Edgar Pisani inaugure la première pierre de la ville nouvelle d’Evry en ce printemps 1966. Son hélicoptère se pose au milieu des champs, tout est à inventer ! On parle de l’élaboration d’une vaste agglomération de la taille de Lyon (500 000 habitants). Difficile à imaginer lorsque que l’on regarde les villages agricoles autour d’Evry : Courcouronnes (150 habitants), Bondoufle (200) ou Lisses…

La première grande implantation industrielle sera la SNECMA, le constructeur aéronautique s’installe à cheval entre Corbeil-Essonnes et Evry et emploiera à moyen terme plus de 5 000 personnes, presqu’autant que le site IBM de Corbeil inauguré en 1964….

La direction de l’équipement voit le jour et prend ses marques à Corbeil-Essonnes. La ville des grands moulins inaugure également les nouveaux locaux de la Chambre de Commerce et d’Industrie, quai Bourgoin ainsi que le tribunal de Grande instance, place Salvandy.
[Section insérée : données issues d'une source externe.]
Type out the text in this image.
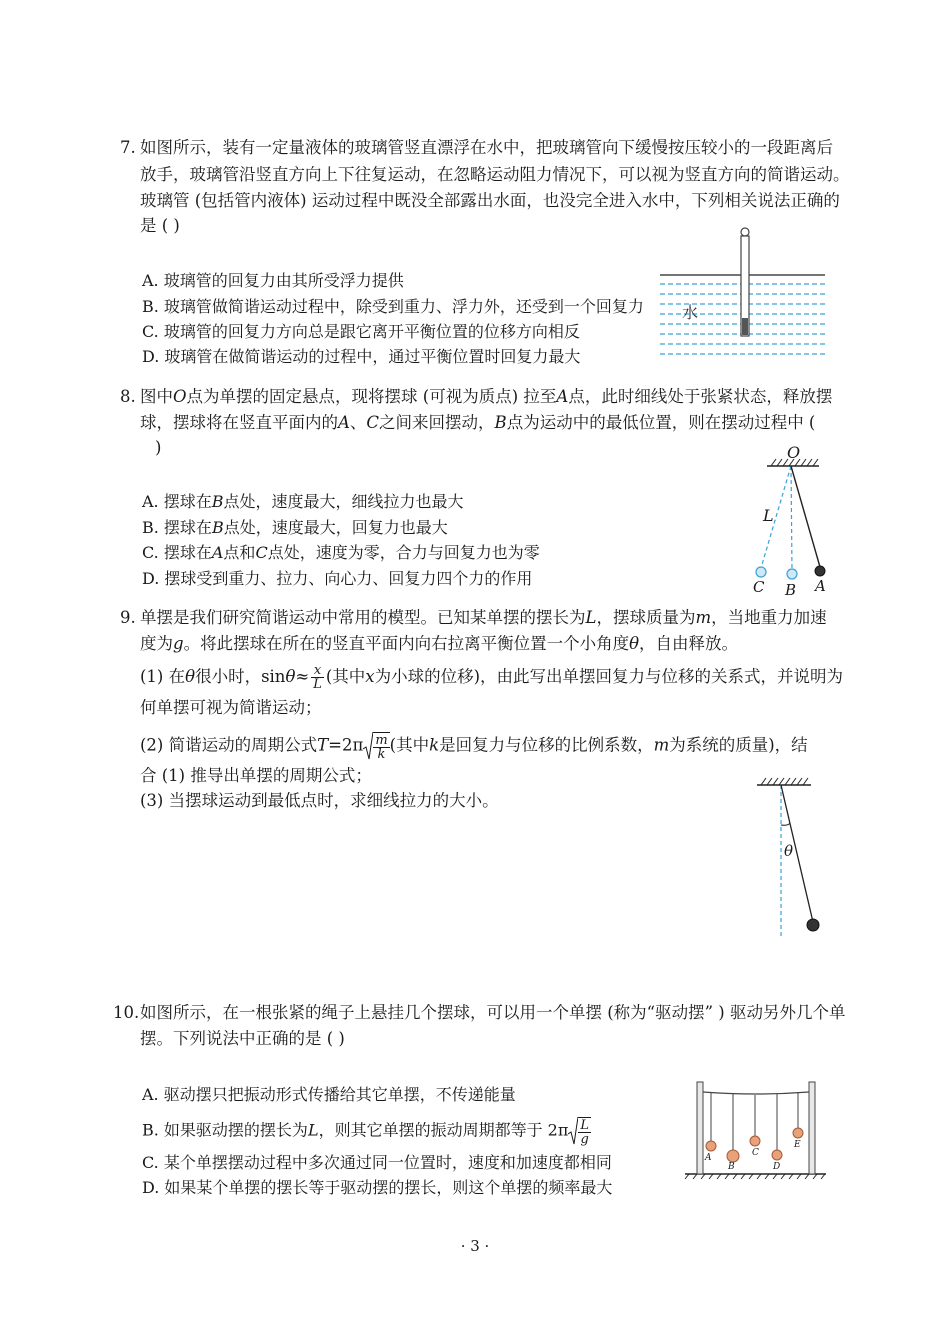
7. 如图所示，装有一定量液体的玻璃管竖直漂浮在水中，把玻璃管向下缓慢按压较小的一段距离后
放手，玻璃管沿竖直方向上下往复运动，在忽略运动阻力情况下，可以视为竖直方向的简谐运动。
玻璃管 (包括管内液体) 运动过程中既没全部露出水面，也没完全进入水中，下列相关说法正确的
是 ( )
A. 玻璃管的回复力由其所受浮力提供
B. 玻璃管做简谐运动过程中，除受到重力、浮力外，还受到一个回复力
C. 玻璃管的回复力方向总是跟它离开平衡位置的位移方向相反
D. 玻璃管在做简谐运动的过程中，通过平衡位置时回复力最大
水
8. 图中O点为单摆的固定悬点，现将摆球 (可视为质点) 拉至A点，此时细线处于张紧状态，释放摆
球，摆球将在竖直平面内的A、C之间来回摆动，B点为运动中的最低位置，则在摆动过程中 (
)
A. 摆球在B点处，速度最大，细线拉力也最大
B. 摆球在B点处，速度最大，回复力也最大
C. 摆球在A点和C点处，速度为零，合力与回复力也为零
D. 摆球受到重力、拉力、向心力、回复力四个力的作用
O
L
C B A
9. 单摆是我们研究简谐运动中常用的模型。已知某单摆的摆长为L，摆球质量为m，当地重力加速
度为g。将此摆球在所在的竖直平面内向右拉离平衡位置一个小角度θ，自由释放。
(1) 在θ很小时，$\sin\theta\approx \frac{x}{L}$ (其中x为小球的位移)，由此写出单摆回复力与位移的关系式，并说明为
何单摆可视为简谐运动；
(2) 简谐运动的周期公式$T=2\pi \frac{m}{k}$ (其中k是回复力与位移的比例系数，m为系统的质量)，结
合 (1) 推导出单摆的周期公式；
(3) 当摆球运动到最低点时，求细线拉力的大小。
θ
10. 如图所示，在一根张紧的绳子上悬挂几个摆球，可以用一个单摆 (称为“驱动摆” ) 驱动另外几个单
摆。下列说法中正确的是 ( )
A. 驱动摆只把振动形式传播给其它单摆，不传递能量
B. 如果驱动摆的摆长为L，则其它单摆的振动周期都等于 $2\pi \frac{L}{g}$
C. 某个单摆摆动过程中多次通过同一位置时，速度和加速度都相同
D. 如果某个单摆的摆长等于驱动摆的摆长，则这个单摆的频率最大
A
B
C
D
E
· 3 ·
L’évêché de Corbeil-Essonnes est créé, la collégiale Saint-Spire est élevée au rang de Cathédrale par Paul VI. Albert Malbois, évêque auxiliaire de Versailles devient le patron du diocèse et le restera jusqu’en 1978. Il est mort en 2017, à l’âge de 102 ans, devenu doyen des évêques de France. Il fera de la basilique de Longpont la Sainte-Patronne de l’Essonne en 1969.

Alors que de nombreux français n’ont pas le téléphone ou mettent plus de deux ans à l’obtenir, on inaugure un central électronique à Arpajon….

Le progrès est en marche….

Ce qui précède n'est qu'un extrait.